Séculos passam, mudanças de paradigmas em um esporte dominado por homens ocorre e mulheres conquistam seu espaço no golfe.
Júlia Regla
O esporte que possui em sua história muitos triunfos, mas também a dominação e protagonismo dos homens, começa a ver em posição de destaque a conquista das mulheres no início do século XX. Se o Golfe feminino está crescendo e conquistando seu espaço, isso se deve a união de golfistas que, desde o início da modalidade, lutaram pela mudança de paradigmas, prepararam o terreno para as que viriam no futuro e moldaram o atual jogo de golfe.

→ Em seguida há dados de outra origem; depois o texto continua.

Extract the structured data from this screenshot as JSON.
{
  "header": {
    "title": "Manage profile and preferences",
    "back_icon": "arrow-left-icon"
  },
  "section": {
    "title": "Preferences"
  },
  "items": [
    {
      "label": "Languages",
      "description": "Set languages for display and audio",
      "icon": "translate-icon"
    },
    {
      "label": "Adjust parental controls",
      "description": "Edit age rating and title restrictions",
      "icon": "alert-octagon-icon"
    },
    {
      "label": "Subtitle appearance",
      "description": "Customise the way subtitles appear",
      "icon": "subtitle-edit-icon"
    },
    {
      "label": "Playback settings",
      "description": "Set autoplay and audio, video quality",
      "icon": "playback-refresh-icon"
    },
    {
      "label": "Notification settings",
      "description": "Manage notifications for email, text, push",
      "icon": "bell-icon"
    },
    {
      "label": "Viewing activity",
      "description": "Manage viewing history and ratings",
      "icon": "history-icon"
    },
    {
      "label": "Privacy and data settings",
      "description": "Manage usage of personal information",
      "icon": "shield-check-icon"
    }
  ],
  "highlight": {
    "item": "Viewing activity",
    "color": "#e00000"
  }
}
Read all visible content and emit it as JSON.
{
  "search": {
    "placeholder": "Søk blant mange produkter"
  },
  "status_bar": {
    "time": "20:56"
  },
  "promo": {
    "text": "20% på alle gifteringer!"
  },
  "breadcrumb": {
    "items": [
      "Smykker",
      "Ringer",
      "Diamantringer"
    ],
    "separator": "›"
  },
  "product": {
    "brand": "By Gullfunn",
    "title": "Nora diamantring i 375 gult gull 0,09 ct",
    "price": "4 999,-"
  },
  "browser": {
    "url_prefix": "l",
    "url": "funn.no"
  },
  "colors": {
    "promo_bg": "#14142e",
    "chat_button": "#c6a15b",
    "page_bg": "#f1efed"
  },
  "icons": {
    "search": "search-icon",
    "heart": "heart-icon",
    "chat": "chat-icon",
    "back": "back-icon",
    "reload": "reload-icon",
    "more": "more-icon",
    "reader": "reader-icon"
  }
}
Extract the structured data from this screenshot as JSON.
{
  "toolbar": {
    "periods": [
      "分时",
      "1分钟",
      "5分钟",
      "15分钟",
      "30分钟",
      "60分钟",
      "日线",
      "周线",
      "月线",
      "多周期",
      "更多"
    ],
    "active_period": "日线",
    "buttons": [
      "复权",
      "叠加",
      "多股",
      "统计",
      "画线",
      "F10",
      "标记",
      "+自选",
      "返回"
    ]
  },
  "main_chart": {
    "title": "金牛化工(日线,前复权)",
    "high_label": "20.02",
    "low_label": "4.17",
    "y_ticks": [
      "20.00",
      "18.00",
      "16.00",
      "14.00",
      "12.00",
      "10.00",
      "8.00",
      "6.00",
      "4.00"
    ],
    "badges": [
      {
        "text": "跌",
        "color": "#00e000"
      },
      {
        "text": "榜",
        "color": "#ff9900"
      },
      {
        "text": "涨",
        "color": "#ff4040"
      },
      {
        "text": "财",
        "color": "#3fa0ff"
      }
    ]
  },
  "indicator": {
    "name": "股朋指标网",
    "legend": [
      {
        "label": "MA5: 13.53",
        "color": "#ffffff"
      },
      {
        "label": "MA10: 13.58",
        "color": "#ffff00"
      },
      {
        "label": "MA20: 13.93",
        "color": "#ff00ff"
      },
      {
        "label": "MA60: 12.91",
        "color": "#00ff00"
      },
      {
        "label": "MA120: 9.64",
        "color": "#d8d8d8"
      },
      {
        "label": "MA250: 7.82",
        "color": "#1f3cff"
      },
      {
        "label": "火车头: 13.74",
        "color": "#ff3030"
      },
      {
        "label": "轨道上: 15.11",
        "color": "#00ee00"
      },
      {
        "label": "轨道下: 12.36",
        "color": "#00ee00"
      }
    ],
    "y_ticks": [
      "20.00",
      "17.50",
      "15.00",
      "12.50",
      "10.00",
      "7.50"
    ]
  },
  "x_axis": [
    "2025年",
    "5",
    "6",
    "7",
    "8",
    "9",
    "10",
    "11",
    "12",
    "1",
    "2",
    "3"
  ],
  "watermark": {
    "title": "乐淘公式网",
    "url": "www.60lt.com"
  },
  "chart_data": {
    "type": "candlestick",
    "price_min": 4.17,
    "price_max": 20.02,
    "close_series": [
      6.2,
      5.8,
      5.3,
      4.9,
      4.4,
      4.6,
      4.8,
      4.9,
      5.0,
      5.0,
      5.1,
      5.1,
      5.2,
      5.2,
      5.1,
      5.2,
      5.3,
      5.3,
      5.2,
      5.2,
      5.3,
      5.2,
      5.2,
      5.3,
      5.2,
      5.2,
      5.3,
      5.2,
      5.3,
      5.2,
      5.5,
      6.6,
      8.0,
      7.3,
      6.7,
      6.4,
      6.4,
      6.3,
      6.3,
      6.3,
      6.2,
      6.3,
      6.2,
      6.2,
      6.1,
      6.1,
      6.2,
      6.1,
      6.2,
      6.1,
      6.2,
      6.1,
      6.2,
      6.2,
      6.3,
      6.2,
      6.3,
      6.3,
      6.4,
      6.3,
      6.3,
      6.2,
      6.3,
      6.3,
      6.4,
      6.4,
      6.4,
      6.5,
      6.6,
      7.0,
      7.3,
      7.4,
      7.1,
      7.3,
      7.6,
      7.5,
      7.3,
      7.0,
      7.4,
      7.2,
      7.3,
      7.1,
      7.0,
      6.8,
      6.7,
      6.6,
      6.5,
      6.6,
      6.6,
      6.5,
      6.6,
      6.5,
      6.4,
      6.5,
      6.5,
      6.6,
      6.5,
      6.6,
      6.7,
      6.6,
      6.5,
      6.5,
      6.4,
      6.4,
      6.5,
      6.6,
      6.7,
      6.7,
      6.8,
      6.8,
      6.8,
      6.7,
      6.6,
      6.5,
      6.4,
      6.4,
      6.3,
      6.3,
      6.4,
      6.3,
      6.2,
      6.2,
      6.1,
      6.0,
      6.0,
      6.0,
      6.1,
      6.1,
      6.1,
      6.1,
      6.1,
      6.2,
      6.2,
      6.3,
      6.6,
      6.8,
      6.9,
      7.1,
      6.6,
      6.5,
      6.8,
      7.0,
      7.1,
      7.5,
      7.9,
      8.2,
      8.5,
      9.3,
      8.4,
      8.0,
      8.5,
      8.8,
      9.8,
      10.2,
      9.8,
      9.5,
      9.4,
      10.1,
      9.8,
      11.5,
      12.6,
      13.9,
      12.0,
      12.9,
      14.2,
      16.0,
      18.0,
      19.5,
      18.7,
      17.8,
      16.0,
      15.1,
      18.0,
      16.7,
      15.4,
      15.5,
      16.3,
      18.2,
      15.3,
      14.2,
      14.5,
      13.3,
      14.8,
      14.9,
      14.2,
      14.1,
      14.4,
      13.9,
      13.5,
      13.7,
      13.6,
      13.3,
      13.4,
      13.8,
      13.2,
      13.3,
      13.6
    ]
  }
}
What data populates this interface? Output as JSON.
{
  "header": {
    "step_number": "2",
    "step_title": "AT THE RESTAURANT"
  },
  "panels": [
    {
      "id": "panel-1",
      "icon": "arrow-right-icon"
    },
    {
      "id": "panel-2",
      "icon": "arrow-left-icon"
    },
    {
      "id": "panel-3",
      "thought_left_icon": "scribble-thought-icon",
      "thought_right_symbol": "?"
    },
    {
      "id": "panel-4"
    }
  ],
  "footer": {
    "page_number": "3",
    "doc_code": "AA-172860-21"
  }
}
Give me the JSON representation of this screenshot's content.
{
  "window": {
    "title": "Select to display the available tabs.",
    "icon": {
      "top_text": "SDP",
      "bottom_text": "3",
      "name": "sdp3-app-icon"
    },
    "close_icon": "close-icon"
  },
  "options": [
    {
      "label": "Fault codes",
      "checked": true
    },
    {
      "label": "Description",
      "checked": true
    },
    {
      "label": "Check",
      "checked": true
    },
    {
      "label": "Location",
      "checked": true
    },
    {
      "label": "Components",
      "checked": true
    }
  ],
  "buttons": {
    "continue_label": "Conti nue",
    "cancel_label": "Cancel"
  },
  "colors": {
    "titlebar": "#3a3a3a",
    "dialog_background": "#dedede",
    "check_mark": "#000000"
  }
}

A década de 1950 é marcada pela fundação do Ladies Professional Golf Association (LPGA), nos Estados Unidos. O órgão oficial de gestão do golfe feminino foi formado por 13 jogadoras - entre elas, Patty Berg e Babe Zaharias, as primeiras mulheres a ganharem destaque em manchetes de jornais. Consideradas lendas do golfe feminino devido ao sucesso que fizeram, Berg teve 63 vitórias profissionais, incluindo 15 campeonatos em grandes torneios, já Zaharias contém em seu currículo dez títulos do campeonato Major LPGA e 82 vitórias em torneios, além de ter sido uma das poucas mulheres a competir em um torneio com os homens. Anos mais tarde, na década de 1980, Kathy Whitworth quebra recordes ao tornar-se a maior vencedora do torneio LPGA entre homens e mulheres após conquistar sua 88ª vitória, e também passa a ser a golfista com a maior receita - mais de $1 milhão.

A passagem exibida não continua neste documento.